Another concern was the ease of access to data, which raises concerns against data leakage risks. As the data contains and correlate design data as well as measurements, the risk is the leakage of company knowledge, know-how and intellectual property. Therefore for the acceptability of the approach, it is important to enforce best practices such as end-to-end encryption, provide strict access control, and demonstrate these aspects to stake-holders.

6 Conclusion and Future Works

In this work, we addressed several challenges related to Industry 4.0 implementation for the improvement of product design phase.
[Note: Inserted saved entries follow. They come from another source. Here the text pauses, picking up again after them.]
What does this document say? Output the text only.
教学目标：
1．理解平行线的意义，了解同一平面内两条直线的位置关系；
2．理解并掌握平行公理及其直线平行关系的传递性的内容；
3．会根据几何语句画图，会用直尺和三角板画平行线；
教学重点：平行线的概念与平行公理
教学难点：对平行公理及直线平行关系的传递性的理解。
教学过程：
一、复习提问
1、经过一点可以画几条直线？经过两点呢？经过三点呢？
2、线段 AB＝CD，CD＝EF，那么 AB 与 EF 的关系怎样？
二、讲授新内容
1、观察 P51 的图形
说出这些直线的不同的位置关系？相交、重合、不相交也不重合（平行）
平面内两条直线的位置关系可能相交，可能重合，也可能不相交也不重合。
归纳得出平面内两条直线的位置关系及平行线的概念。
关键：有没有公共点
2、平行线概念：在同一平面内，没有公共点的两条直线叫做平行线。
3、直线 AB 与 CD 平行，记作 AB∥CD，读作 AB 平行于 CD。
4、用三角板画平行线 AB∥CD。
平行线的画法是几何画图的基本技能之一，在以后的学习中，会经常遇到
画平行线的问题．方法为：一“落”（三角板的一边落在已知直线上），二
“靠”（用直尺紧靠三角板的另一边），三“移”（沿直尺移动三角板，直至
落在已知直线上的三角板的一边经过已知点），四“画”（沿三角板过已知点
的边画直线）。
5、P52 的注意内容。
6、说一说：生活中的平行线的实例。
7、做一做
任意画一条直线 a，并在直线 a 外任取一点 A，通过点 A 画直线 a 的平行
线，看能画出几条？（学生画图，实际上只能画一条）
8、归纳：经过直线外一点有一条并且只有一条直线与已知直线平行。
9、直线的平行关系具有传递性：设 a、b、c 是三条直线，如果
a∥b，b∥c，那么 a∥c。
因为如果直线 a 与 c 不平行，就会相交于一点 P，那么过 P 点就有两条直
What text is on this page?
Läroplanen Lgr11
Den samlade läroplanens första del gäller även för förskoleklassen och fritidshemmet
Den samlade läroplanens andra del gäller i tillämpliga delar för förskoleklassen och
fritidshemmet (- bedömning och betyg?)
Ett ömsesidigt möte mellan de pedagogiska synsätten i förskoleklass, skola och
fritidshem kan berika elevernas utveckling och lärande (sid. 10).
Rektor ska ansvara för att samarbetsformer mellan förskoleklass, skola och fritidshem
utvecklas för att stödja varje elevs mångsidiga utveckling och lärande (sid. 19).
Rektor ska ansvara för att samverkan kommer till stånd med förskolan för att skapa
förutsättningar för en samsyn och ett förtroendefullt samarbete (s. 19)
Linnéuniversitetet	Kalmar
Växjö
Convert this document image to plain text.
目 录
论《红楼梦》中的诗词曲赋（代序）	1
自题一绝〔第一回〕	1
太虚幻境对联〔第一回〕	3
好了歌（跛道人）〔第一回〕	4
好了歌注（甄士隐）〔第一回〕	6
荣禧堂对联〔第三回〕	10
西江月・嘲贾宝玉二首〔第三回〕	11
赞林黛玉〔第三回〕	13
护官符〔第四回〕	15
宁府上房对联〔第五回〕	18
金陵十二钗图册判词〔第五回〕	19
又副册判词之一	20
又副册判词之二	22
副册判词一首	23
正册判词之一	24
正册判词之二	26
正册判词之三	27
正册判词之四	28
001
First, by deploying a continuous data collection system based on historical data and sources already available in the company IT systems, we are able to demonstrate the feasibility of a data-based approach for modeling product features with a lower material cost. We also developed a document extraction framework for tabular data extraction to address the diversity of data sources in the various documents stores of the company. The platform use resulted in a significant time gain according to users, providing the ability to extract analyze product tests results in a matter of hours instead of days previously. This may also result in qualitative improvement of the process by initiating better data input and control. Through continuous data collection and quality feedback, users can improve data quality daily.

In future works, we plan to develop the number of supported data sources, and use Natural Language Processing techniques in order to improve the robustness of the data extraction process and collect more various sources samples. In another part of the work, developing predictive models based on extracted data will enable users to anticipate the impact of design changes on future product. More specifically the study of graph-based techniques for these approaches seems promissing to address the variety of data in input sources.